Every student deserves to learn in a safe, warm, dry, and fit-for-purpose classroom. Which is why Budget 2026 is investing $100 million to deliver 133 additional teaching spaces across Auckland through new classrooms and school expansions. For the North Shore, this includes two new learning support satellite classrooms for Wilson School at Wairau Intermediate, helping ensure students with additional learning needs can be supported closer to home.
More classrooms will give families greater confidence that local schools are keeping pace with growing communities. It will also support local jobs in construction firms, among contractors, tradespeople, and suppliers, helping to strengthen the local economy.
Alongside new classrooms, the Government is investing in solar panels across up to 500 schools nationwide. On average, schools are expected to save around $8,000 a year on power bills.

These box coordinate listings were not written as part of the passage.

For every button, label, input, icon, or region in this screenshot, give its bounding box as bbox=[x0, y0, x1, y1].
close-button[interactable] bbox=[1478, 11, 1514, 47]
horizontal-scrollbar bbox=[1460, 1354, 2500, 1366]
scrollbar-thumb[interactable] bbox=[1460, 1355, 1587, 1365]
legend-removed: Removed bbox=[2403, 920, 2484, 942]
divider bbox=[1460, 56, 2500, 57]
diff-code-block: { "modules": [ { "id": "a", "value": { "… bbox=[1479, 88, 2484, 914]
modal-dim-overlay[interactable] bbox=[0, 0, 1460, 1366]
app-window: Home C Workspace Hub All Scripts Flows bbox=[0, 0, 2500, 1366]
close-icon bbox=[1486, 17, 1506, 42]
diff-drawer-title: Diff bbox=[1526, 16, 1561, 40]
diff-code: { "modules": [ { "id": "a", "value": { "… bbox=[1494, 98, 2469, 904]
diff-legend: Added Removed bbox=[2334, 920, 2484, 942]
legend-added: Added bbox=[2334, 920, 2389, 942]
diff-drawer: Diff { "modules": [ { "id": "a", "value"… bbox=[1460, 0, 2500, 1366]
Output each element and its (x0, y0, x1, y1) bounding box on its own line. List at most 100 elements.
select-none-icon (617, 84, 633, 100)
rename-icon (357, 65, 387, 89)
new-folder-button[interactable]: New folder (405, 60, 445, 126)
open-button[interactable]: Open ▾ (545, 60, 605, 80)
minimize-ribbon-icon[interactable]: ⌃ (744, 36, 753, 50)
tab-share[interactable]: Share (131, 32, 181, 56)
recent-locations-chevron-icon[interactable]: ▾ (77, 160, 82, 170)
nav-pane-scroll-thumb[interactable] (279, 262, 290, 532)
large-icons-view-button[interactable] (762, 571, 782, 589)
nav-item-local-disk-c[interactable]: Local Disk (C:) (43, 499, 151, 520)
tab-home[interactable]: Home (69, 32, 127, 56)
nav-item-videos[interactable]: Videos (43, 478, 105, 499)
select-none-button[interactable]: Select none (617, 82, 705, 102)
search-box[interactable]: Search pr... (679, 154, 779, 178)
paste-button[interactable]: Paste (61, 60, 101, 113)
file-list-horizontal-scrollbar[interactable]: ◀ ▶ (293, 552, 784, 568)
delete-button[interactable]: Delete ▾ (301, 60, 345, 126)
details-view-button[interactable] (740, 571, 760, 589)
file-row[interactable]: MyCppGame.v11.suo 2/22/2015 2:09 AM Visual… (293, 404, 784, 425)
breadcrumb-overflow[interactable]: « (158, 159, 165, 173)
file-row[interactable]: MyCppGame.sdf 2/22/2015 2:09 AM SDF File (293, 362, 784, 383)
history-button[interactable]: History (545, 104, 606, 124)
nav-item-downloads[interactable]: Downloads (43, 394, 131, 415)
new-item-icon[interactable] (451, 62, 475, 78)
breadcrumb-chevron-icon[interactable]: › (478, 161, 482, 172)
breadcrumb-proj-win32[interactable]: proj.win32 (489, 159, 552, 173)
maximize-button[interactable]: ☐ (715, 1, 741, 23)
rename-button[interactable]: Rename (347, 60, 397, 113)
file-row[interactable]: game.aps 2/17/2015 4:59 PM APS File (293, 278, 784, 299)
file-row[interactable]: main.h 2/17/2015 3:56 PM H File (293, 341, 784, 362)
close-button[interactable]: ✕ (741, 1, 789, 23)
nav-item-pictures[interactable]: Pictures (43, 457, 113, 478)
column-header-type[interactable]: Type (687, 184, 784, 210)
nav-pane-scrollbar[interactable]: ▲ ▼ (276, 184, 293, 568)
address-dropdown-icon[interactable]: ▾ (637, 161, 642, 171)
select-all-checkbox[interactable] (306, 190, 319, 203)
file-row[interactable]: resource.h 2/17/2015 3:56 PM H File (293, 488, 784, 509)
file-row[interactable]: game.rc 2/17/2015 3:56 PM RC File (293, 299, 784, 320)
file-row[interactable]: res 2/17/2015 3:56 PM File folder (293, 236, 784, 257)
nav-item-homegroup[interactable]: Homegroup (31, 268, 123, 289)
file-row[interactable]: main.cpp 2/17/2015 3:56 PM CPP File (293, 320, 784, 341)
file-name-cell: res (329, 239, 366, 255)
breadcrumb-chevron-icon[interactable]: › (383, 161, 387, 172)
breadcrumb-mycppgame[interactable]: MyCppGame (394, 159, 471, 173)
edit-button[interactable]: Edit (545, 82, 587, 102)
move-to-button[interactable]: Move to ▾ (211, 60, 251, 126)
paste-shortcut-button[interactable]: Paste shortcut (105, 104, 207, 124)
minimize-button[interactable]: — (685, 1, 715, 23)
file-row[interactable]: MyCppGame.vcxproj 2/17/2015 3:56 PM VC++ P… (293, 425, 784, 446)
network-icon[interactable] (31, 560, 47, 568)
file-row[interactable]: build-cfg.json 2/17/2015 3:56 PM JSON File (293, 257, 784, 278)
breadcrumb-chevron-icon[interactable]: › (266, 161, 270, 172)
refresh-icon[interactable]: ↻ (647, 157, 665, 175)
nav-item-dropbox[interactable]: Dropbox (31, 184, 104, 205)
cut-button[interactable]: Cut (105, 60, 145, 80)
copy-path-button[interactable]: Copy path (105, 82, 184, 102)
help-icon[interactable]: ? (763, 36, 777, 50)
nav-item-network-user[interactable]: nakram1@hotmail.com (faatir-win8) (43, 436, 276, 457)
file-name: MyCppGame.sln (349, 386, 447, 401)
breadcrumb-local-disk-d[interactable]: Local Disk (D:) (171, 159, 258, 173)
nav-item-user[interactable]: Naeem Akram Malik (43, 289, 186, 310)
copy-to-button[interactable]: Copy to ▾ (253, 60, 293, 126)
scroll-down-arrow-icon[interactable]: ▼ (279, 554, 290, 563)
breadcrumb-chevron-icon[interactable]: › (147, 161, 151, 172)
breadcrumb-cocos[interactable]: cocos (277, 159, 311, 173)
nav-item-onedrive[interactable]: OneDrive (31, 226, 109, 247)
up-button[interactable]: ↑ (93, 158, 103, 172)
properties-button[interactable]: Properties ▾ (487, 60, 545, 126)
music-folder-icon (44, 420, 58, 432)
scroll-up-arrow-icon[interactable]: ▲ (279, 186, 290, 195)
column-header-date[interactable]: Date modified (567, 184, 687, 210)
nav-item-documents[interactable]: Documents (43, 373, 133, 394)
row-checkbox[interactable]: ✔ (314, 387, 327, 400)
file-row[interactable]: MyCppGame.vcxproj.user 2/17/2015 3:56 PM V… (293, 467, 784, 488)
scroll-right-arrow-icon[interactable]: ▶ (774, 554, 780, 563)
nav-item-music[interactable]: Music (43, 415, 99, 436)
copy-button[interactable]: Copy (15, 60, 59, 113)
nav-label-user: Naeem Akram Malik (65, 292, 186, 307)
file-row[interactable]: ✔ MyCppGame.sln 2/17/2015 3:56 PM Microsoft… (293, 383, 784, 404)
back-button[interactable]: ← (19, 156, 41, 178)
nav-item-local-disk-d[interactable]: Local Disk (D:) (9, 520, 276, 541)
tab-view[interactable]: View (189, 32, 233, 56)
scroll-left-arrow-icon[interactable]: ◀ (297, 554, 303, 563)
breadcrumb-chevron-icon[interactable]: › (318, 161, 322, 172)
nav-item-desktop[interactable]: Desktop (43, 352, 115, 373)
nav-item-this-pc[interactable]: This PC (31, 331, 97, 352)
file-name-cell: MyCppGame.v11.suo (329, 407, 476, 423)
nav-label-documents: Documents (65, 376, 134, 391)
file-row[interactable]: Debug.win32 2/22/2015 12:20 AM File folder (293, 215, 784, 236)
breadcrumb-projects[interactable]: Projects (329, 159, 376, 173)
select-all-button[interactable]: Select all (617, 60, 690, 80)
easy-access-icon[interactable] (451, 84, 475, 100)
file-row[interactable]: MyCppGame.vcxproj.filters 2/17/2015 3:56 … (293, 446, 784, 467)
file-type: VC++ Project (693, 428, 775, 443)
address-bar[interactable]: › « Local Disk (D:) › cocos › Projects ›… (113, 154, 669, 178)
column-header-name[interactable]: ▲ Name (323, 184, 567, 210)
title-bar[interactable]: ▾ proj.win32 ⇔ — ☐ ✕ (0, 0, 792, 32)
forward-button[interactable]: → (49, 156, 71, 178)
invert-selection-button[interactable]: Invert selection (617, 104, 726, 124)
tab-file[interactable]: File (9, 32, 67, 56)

Schools will be able to export surplus electricity back to the grid when not required, creating additional savings over time.
Lower energy costs mean more funding can go directly into supporting students and improving educational outcomes, while also strengthening the resilience and sustainability of the school network by reducing emissions and reliance on the wider energy system.
The National Government is championing high educational standards so every North Shore child has the opportunity to succeed.
We’ve mandated an hour a day of reading, writing and maths, banned mobile phones in schools, and introduced a structured approach to teaching so all students can master the basics. As a result, 58 per cent of new entrants are now meeting expectations in reading, up from 36 per cent in term one of 2025.
This is part of our plan for fixing the basics and building the future.